If you took a guess, high school kids would probably get into roughly as much trouble as college-aged people.
Yet looking at the hard numbers makes those crazy teenagers look like saints.
The biggest group of people arrested, by a mile, are aged 20 to 24.
That group keeps police busy, accounting for 30 percent of all arrests in Washington state, according to the Crime in Washington 2012 report by the Washington Association of Sheriffs and Police Chiefs.
Since most people who get handcuffed are men, it’s not a leap of logic to look at young men between the ages of 20 to 24, if you want to prevent crime.
Here’s a good chart from the report on who gets arrested in Washington state.
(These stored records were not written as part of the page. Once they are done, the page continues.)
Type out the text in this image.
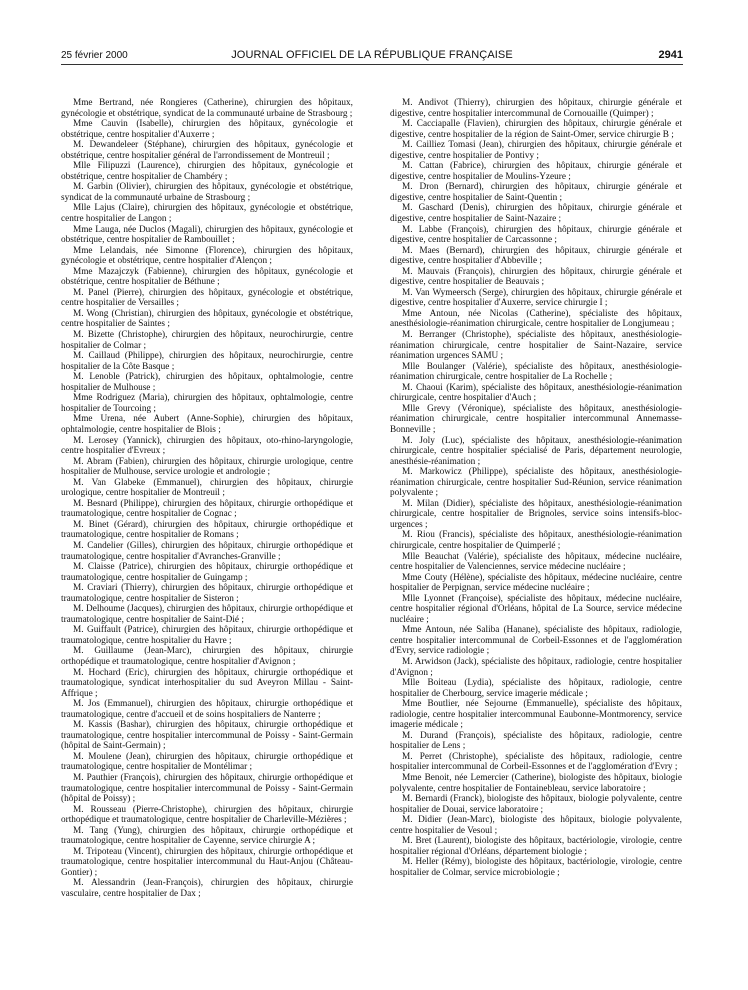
25 février 2000	JOURNAL OFFICIEL DE LA RÉPUBLIQUE FRANÇAISE	2941

Mme Bertrand, née Rongieres (Catherine), chirurgien des hôpitaux, gynécologie et obstétrique, syndicat de la communauté urbaine de Strasbourg ;

Mme Cauvin (Isabelle), chirurgien des hôpitaux, gynécologie et obstétrique, centre hospitalier d'Auxerre ;

M. Dewandeleer (Stéphane), chirurgien des hôpitaux, gynécologie et obstétrique, centre hospitalier général de l'arrondissement de Montreuil ;

Mlle Filipuzzi (Laurence), chirurgien des hôpitaux, gynécologie et obstétrique, centre hospitalier de Chambéry ;

M. Garbin (Olivier), chirurgien des hôpitaux, gynécologie et obstétrique, syndicat de la communauté urbaine de Strasbourg ;

Mlle Lajus (Claire), chirurgien des hôpitaux, gynécologie et obstétrique, centre hospitalier de Langon ;

Mme Lauga, née Duclos (Magali), chirurgien des hôpitaux, gynécologie et obstétrique, centre hospitalier de Rambouillet ;

Mme Lelandais, née Simonne (Florence), chirurgien des hôpitaux, gynécologie et obstétrique, centre hospitalier d'Alençon ;

Mme Mazajczyk (Fabienne), chirurgien des hôpitaux, gynécologie et obstétrique, centre hospitalier de Béthune ;

M. Panel (Pierre), chirurgien des hôpitaux, gynécologie et obstétrique, centre hospitalier de Versailles ;

M. Wong (Christian), chirurgien des hôpitaux, gynécologie et obstétrique, centre hospitalier de Saintes ;

M. Bizette (Christophe), chirurgien des hôpitaux, neurochirurgie, centre hospitalier de Colmar ;

M. Caillaud (Philippe), chirurgien des hôpitaux, neurochirurgie, centre hospitalier de la Côte Basque ;

M. Lenoble (Patrick), chirurgien des hôpitaux, ophtalmologie, centre hospitalier de Mulhouse ;

Mme Rodriguez (Maria), chirurgien des hôpitaux, ophtalmologie, centre hospitalier de Tourcoing ;

Mme Urena, née Aubert (Anne-Sophie), chirurgien des hôpitaux, ophtalmologie, centre hospitalier de Blois ;

M. Lerosey (Yannick), chirurgien des hôpitaux, oto-rhino-laryngologie, centre hospitalier d'Evreux ;

M. Abram (Fabien), chirurgien des hôpitaux, chirurgie urologique, centre hospitalier de Mulhouse, service urologie et andrologie ;

M. Van Glabeke (Emmanuel), chirurgien des hôpitaux, chirurgie urologique, centre hospitalier de Montreuil ;

M. Besnard (Philippe), chirurgien des hôpitaux, chirurgie orthopédique et traumatologique, centre hospitalier de Cognac ;

M. Binet (Gérard), chirurgien des hôpitaux, chirurgie orthopédique et traumatologique, centre hospitalier de Romans ;

M. Candelier (Gilles), chirurgien des hôpitaux, chirurgie orthopédique et traumatologique, centre hospitalier d'Avranches-Granville ;

M. Claisse (Patrice), chirurgien des hôpitaux, chirurgie orthopédique et traumatologique, centre hospitalier de Guingamp ;

M. Craviari (Thierry), chirurgien des hôpitaux, chirurgie orthopédique et traumatologique, centre hospitalier de Sisteron ;

M. Delhoume (Jacques), chirurgien des hôpitaux, chirurgie orthopédique et traumatologique, centre hospitalier de Saint-Dié ;

M. Guiffault (Patrice), chirurgien des hôpitaux, chirurgie orthopédique et traumatologique, centre hospitalier du Havre ;

M. Guillaume (Jean-Marc), chirurgien des hôpitaux, chirurgie orthopédique et traumatologique, centre hospitalier d'Avignon ;

M. Hochard (Eric), chirurgien des hôpitaux, chirurgie orthopédique et traumatologique, syndicat interhospitalier du sud Aveyron Millau - Saint-Affrique ;

M. Jos (Emmanuel), chirurgien des hôpitaux, chirurgie orthopédique et traumatologique, centre d'accueil et de soins hospitaliers de Nanterre ;

M. Kassis (Bashar), chirurgien des hôpitaux, chirurgie orthopédique et traumatologique, centre hospitalier intercommunal de Poissy - Saint-Germain (hôpital de Saint-Germain) ;

M. Moulene (Jean), chirurgien des hôpitaux, chirurgie orthopédique et traumatologique, centre hospitalier de Montélimar ;

M. Pauthier (François), chirurgien des hôpitaux, chirurgie orthopédique et traumatologique, centre hospitalier intercommunal de Poissy - Saint-Germain (hôpital de Poissy) ;

M. Rousseau (Pierre-Christophe), chirurgien des hôpitaux, chirurgie orthopédique et traumatologique, centre hospitalier de Charleville-Mézières ;

M. Tang (Yung), chirurgien des hôpitaux, chirurgie orthopédique et traumatologique, centre hospitalier de Cayenne, service chirurgie A ;

M. Tripoteau (Vincent), chirurgien des hôpitaux, chirurgie orthopédique et traumatologique, centre hospitalier intercommunal du Haut-Anjou (Château-Gontier) ;

M. Alessandrin (Jean-François), chirurgien des hôpitaux, chirurgie vasculaire, centre hospitalier de Dax ;

M. Andivot (Thierry), chirurgien des hôpitaux, chirurgie générale et digestive, centre hospitalier intercommunal de Cornouaille (Quimper) ;

M. Cacciapalle (Flavien), chirurgien des hôpitaux, chirurgie générale et digestive, centre hospitalier de la région de Saint-Omer, service chirurgie B ;

M. Cailliez Tomasi (Jean), chirurgien des hôpitaux, chirurgie générale et digestive, centre hospitalier de Pontivy ;

M. Cattan (Fabrice), chirurgien des hôpitaux, chirurgie générale et digestive, centre hospitalier de Moulins-Yzeure ;

M. Dron (Bernard), chirurgien des hôpitaux, chirurgie générale et digestive, centre hospitalier de Saint-Quentin ;

M. Gaschard (Denis), chirurgien des hôpitaux, chirurgie générale et digestive, centre hospitalier de Saint-Nazaire ;

M. Labbe (François), chirurgien des hôpitaux, chirurgie générale et digestive, centre hospitalier de Carcassonne ;

M. Maes (Bernard), chirurgien des hôpitaux, chirurgie générale et digestive, centre hospitalier d'Abbeville ;

M. Mauvais (François), chirurgien des hôpitaux, chirurgie générale et digestive, centre hospitalier de Beauvais ;

M. Van Wymeersch (Serge), chirurgien des hôpitaux, chirurgie générale et digestive, centre hospitalier d'Auxerre, service chirurgie I ;

Mme Antoun, née Nicolas (Catherine), spécialiste des hôpitaux, anesthésiologie-réanimation chirurgicale, centre hospitalier de Longjumeau ;

M. Berranger (Christophe), spécialiste des hôpitaux, anesthésiologie-réanimation chirurgicale, centre hospitalier de Saint-Nazaire, service réanimation urgences SAMU ;

Mlle Boulanger (Valérie), spécialiste des hôpitaux, anesthésiologie-réanimation chirurgicale, centre hospitalier de La Rochelle ;

M. Chaoui (Karim), spécialiste des hôpitaux, anesthésiologie-réanimation chirurgicale, centre hospitalier d'Auch ;

Mlle Grevy (Véronique), spécialiste des hôpitaux, anesthésiologie-réanimation chirurgicale, centre hospitalier intercommunal Annemasse-Bonneville ;

M. Joly (Luc), spécialiste des hôpitaux, anesthésiologie-réanimation chirurgicale, centre hospitalier spécialisé de Paris, département neurologie, anesthésie-réanimation ;

M. Markowicz (Philippe), spécialiste des hôpitaux, anesthésiologie-réanimation chirurgicale, centre hospitalier Sud-Réunion, service réanimation polyvalente ;

M. Milan (Didier), spécialiste des hôpitaux, anesthésiologie-réanimation chirurgicale, centre hospitalier de Brignoles, service soins intensifs-bloc-urgences ;

M. Riou (Francis), spécialiste des hôpitaux, anesthésiologie-réanimation chirurgicale, centre hospitalier de Quimperlé ;

Mlle Beauchat (Valérie), spécialiste des hôpitaux, médecine nucléaire, centre hospitalier de Valenciennes, service médecine nucléaire ;

Mme Couty (Hélène), spécialiste des hôpitaux, médecine nucléaire, centre hospitalier de Perpignan, service médecine nucléaire ;

Mlle Lyonnet (Françoise), spécialiste des hôpitaux, médecine nucléaire, centre hospitalier régional d'Orléans, hôpital de La Source, service médecine nucléaire ;

Mme Antoun, née Saliba (Hanane), spécialiste des hôpitaux, radiologie, centre hospitalier intercommunal de Corbeil-Essonnes et de l'agglomération d'Evry, service radiologie ;

M. Arwidson (Jack), spécialiste des hôpitaux, radiologie, centre hospitalier d'Avignon ;

Mlle Boiteau (Lydia), spécialiste des hôpitaux, radiologie, centre hospitalier de Cherbourg, service imagerie médicale ;

Mme Boutlier, née Sejourne (Emmanuelle), spécialiste des hôpitaux, radiologie, centre hospitalier intercommunal Eaubonne-Montmorency, service imagerie médicale ;

M. Durand (François), spécialiste des hôpitaux, radiologie, centre hospitalier de Lens ;

M. Perret (Christophe), spécialiste des hôpitaux, radiologie, centre hospitalier intercommunal de Corbeil-Essonnes et de l'agglomération d'Evry ;

Mme Benoit, née Lemercier (Catherine), biologiste des hôpitaux, biologie polyvalente, centre hospitalier de Fontainebleau, service laboratoire ;

M. Bernardi (Franck), biologiste des hôpitaux, biologie polyvalente, centre hospitalier de Douai, service laboratoire ;

M. Didier (Jean-Marc), biologiste des hôpitaux, biologie polyvalente, centre hospitalier de Vesoul ;

M. Bret (Laurent), biologiste des hôpitaux, bactériologie, virologie, centre hospitalier régional d'Orléans, département biologie ;

M. Heller (Rémy), biologiste des hôpitaux, bactériologie, virologie, centre hospitalier de Colmar, service microbiologie ;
Many of the arrests actually happen based on outstanding warrants (47,854) or being summoned to court (48,336) versus being arrest on the streets (59,726).
A large number — 18.5 percent — of all arrests were for driving under the influence.
How much does crime cost taxpayers?
With all the city police departments, county sheriffs, prosecutors, judges, and local jails, it’s hard to put a single number on crime costs statewide, though it’s common for most counties to spend 70 percent or more of the county budget on criminal justice.
One easy way to look at what taxpayers are paying for crime is what it costs to run the state’s prison system.
Here’s a look at what the state spent on the Department of Corrections from the 2001-03 budget (the state budgets on a two-year cycle, which they call bienniums) up to 2011-13.
The trend looked alarming from 2001, when we spent about $1.2 billion on state prisons, to 2007-09 when spending topped $2 billion. But since then, the trend is headed south, with spending in the current budget at about $1.7 billion.